The Castle Inn - Page 139/559

The man held a candle in a hand that wavered and strewed tallow

broadcast; the light from this for a moment dazzled the visitors. Then

the draught of air extinguished it, and looking over the servant's

shoulder--he was short and squat--Mr. Thomasson's anxious eyes had a

glimpse of a spacious old-fashioned hall, panelled and furnished in oak,

with here a blazon, and there antlers or a stuffed head. At the farther

end of the hall a wide easy staircase rose, to branch at the first

landing into two flights, that returning formed a gallery round the

apartment.

Between the door and the foot of the staircase, in the warm

glow of an unseen fire, stood a small heavily-carved oak table, with

Jacobean legs, like stuffed trunk-hose. This was strewn with cards,

liquors, glasses, and a china punch-bowl; but especially with cards,

which lay everywhere, not only on the table, but in heaps and batches

beneath and around it, where the careless hands of the players had

flung them.

Yet, for all these cards, the players were only two. One, a man

something under forty, in a peach coat and black satin breeches, sat on

the edge of the table, his eyes on the door and his chair lying at his

feet. It was his voice that had shouted for Jarvey and that now saluted

the arrivals with a boisterous 'Two to one in guineas, it's a catchpoll!

D'ye take me, my lord?'--the while he drummed merrily with his heels on

a leg of the table. His companion, an exhausted young man, thin and

pale, remained in his chair, which he had tilted on its hinder feet; and

contented himself with staring at the doorway.

The latter was our old friend, Lord Almeric Doyley; but neither he nor

Mr. Thomasson knew one another, until the tutor had advanced some paces

into the room. Then, as the gentleman in the peach coat cried, 'Curse

me, if it isn't a parson! The bet's off! Off!' Lord Almeric dropped his

hand of cards on the table, and opening his mouth gasped in a paroxysm

of dismay.

'Oh, Lord,' he exclaimed, at last. 'Hold me, some one! If it isn't

Tommy! Oh, I say,' he continued, rising and speaking in a tone of

querulous remonstrance, 'you have not come to tell me the old man's

gone! And I'd pitted him against Bedford to live to--to--but it's like

him! It is like him, and monstrous unfeeling. I vow and protest it is!

Eh! oh, it is not that! Hal--loa!' He paused there, his astonishment greater even than that which he had

felt on recognising the tutor. His eye had lighted on Julia, whose

figure was now visible on the threshold.

His companion did not notice this. He was busy identifying the tutor.

'Gad! it is old Thomasson!' he cried, for he too had been at Pembroke.

'And a petticoat! And a petticoat!' he repeated. 'Well, I am spun!' The tutor raised his hands in astonishment. 'Lord!' he said, with a fair

show of enthusiasm, 'do I really see my old friend and pupil, Mr.

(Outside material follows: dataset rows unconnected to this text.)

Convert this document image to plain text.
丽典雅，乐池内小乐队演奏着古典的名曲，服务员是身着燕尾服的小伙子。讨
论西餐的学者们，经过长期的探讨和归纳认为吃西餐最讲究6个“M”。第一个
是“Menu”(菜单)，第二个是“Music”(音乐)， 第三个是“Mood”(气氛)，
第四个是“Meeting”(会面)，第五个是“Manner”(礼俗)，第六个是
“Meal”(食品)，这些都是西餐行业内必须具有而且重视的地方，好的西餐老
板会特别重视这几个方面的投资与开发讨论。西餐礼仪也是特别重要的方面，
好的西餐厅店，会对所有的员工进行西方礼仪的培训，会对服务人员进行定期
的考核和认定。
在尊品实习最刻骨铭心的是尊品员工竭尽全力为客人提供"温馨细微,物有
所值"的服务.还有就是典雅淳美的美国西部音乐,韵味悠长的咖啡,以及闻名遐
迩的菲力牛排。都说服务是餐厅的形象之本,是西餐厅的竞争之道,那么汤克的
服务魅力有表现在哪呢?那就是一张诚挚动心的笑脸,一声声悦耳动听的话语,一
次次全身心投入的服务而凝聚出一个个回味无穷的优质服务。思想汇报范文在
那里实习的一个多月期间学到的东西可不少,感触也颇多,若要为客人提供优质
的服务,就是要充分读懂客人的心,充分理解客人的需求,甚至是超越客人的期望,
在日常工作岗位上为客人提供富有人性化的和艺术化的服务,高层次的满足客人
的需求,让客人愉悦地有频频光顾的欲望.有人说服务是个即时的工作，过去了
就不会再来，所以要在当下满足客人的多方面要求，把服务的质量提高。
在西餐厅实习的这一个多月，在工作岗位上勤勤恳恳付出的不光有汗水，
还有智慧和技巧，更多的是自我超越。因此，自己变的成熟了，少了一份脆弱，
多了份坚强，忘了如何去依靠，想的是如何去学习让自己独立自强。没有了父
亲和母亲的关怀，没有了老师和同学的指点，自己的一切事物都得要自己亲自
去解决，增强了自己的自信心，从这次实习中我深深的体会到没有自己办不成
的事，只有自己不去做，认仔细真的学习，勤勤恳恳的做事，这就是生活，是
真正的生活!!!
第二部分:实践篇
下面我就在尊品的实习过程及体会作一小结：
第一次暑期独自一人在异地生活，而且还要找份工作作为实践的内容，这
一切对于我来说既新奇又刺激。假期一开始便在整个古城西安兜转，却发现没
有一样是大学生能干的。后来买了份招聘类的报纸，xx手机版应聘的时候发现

Pomeroy of Bastwick?' 'Who put the cat in your valise? When you got to London--kittens? You

do, Tommy.' 'I thought so!' Mr. Thomasson answered effusively. 'I was sure of it! I

never forget a face when my--my heart has once gone out to it! And you,

my dear, my very dear Lord Almeric, there is no danger I shall ever--' 'But, crib me, Tommy,' Lord Almeric shrieked, cutting him short without

ceremony, so great was his astonishment, 'it's the Little Masterson!' 'You old fox!' Mr. Pomeroy chimed in, shaking his finger at the tutor

with leering solemnity; he, belonging to an older generation at the

College, did not know her. Then, 'The Little Masterson, is it?' he

continued, advancing to the girl, and saluting her with mock ceremony.

'Among friends, I suppose? Well, my dear, for the future be pleased to

count me among them. Welcome to my poor house! And here's to bettering

your taste--for, fie, my love, old men are naughty. Have naught to do

with them!' And he laughed wickedly. He was a tall, heavy man, with a

hard, bullying, sneering face; a Dunborough grown older.